If so who does this, builder/engineer/council? 
Cheers,
Brad

----------


## nev25

> Couldn't find anything with the search function; I have a wall that i want to remove but don't know if it is structural.
> Is there someway i can tell or do i need to get someone in?
> If so who does this, builder/engineer/council? 
> Cheers,
> Brad

  All walls are structural?? 
Think you are asking is it load bearing!

----------


## seriph1

Hi Brad  -  As you do not already know how to ascertain whether the wall is load-bearing, the far-safest thing to do is get a quote from a good carpenter. he will not only inspect it but tell you what you're up against. If you must DIY, then I suggest you pay someone for their time to inspect. 
Also, in your post you don't mention the type of room or property you are in i.e. freestanding home and it is the loungeroom/diningroom that you want to make one room etc. 
Finally, I urge you to carefully consider removing the entire wall up to the ceiling  -  there are other practical and attractive solutions, depending on the style of home and what you're trying to achieve

----------


## GeoffW1

> Couldn't find anything with the search function; I have a wall that i want to remove but don't know if it is structural.
> Is there someway i can tell or do i need to get someone in?
> If so who does this, builder/engineer/council? 
> Cheers,
> Brad

  Hi, 
There are a few variables. What is the construction of your home eg brick veneer? 
Generally if you look in the roof space of a house and you see timber props, from the roof structure, resting on the top of a wall, it is load bearing. 
There is another type of roof structure where the weight of the roof is taken by the perimeter walls, and very little or none of the internal walls bear any load. 
I think you need to get someone in who can make these judgements. A builder would be ideal, he may not charge you much for a 1 hour visit. 
Also, your local council will indeed want to know about your alterations. 
Cheers

----------


## pawnhead

If it's stick framed, then I would imagine that there would at least be ceiling joists, or ceiling hangars supported by the wall, and perhaps some roof struts. But as GeoffW1 has mentioned, there may be nothing at all bearing down on the wall if it's a trussed roof. 
Climb into your roof space, take some pictures of the top of the wall, and post them here.  :Wink:

----------


## autogenous

There is hangers, UBs,ceiling joists and toms that could be utilising the wall as support.
You will need at least to support the ceiling. Its worth having a roof chippy with look at it even if you pay him to come and look at it for you. 
The results without understanding can be less than spectacular.

----------


## pawnhead

I wouldn't pay anyone until I've posted some pictures here. You may not need to do anything, and if it is stick framed, then there may be a simple solution to support whatever the wall is carrying. If the pictures are clear enough, then I could sketch up what you'd need to install before removing the wall.

----------


## Luxyboy

> I wouldn't pay anyone until I've posted some pictures here. You may not need to do anything, and if it is stick framed, then there may be a simple solution to support whatever the wall is carrying. If the pictures are clear enough, then I could sketch up what you'd need to install before removing the wall.

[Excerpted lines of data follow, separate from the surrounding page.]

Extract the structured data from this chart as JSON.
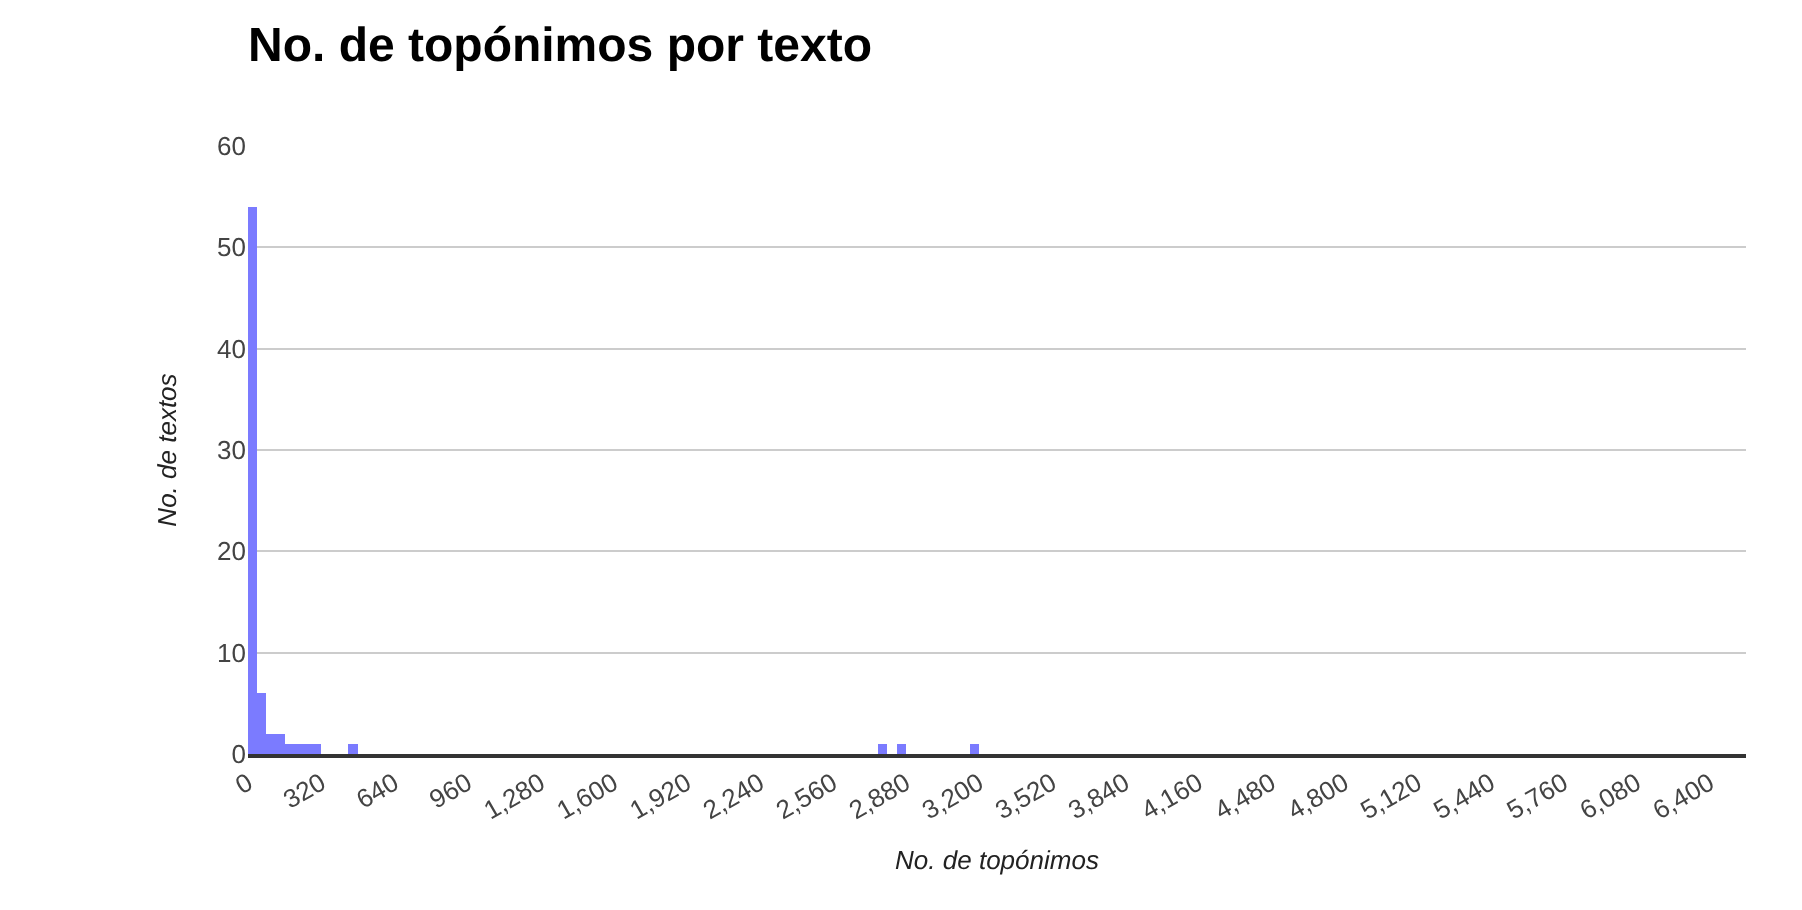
{
  "chart_data": {
    "type": "histogram",
    "title": "No. de topónimos por texto",
    "xlabel": "No. de topónimos",
    "ylabel": "No. de textos",
    "bins": [
      0,
      40,
      80,
      120,
      160,
      200,
      240,
      280,
      320,
      440,
      480,
      2760,
      2800,
      2840,
      2880,
      3160,
      3200
    ],
    "values": [
      54,
      6,
      2,
      2,
      1,
      1,
      1,
      1,
      0,
      1,
      0,
      1,
      0,
      1,
      0,
      1
    ],
    "color": "#7b7bff",
    "xlim": [
      0,
      6560
    ],
    "xticks": [
      0,
      320,
      640,
      960,
      {
        "value": 1280,
        "label": "1,280"
      },
      {
        "value": 1600,
        "label": "1,600"
      },
      {
        "value": 1920,
        "label": "1,920"
      },
      {
        "value": 2240,
        "label": "2,240"
      },
      {
        "value": 2560,
        "label": "2,560"
      },
      {
        "value": 2880,
        "label": "2,880"
      },
      {
        "value": 3200,
        "label": "3,200"
      },
      {
        "value": 3520,
        "label": "3,520"
      },
      {
        "value": 3840,
        "label": "3,840"
      },
      {
        "value": 4160,
        "label": "4,160"
      },
      {
        "value": 4480,
        "label": "4,480"
      },
      {
        "value": 4800,
        "label": "4,800"
      },
      {
        "value": 5120,
        "label": "5,120"
      },
      {
        "value": 5440,
        "label": "5,440"
      },
      {
        "value": 5760,
        "label": "5,760"
      },
      {
        "value": 6080,
        "label": "6,080"
      },
      {
        "value": 6400,
        "label": "6,400"
      }
    ],
    "ylim": [
      0,
      60
    ],
    "yticks": [
      0,
      10,
      20,
      30,
      40,
      50,
      60
    ],
    "grid": "y"
  }
}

  I will have to get some pictures  :Wink:  
Two to get rid of: 
1# Basically i like the bigswing wooden floor to ceiling single front doors, however my front entry has a small protruding wall about a metre in depth which limits the width of the front entry that i can have. So i want to knock it down to make the entry way larger to accommodate a larger front door. 
2# Kitchen has an angled wall that defines the hallway but makes the kitchen look smaller. Kitchen is going to be completely renovated so i would like to remove this wall to make the kitchen even bigger/better looking.

----------


## dazzler

Do you have a house plan?  that would help.  :Smilie:

----------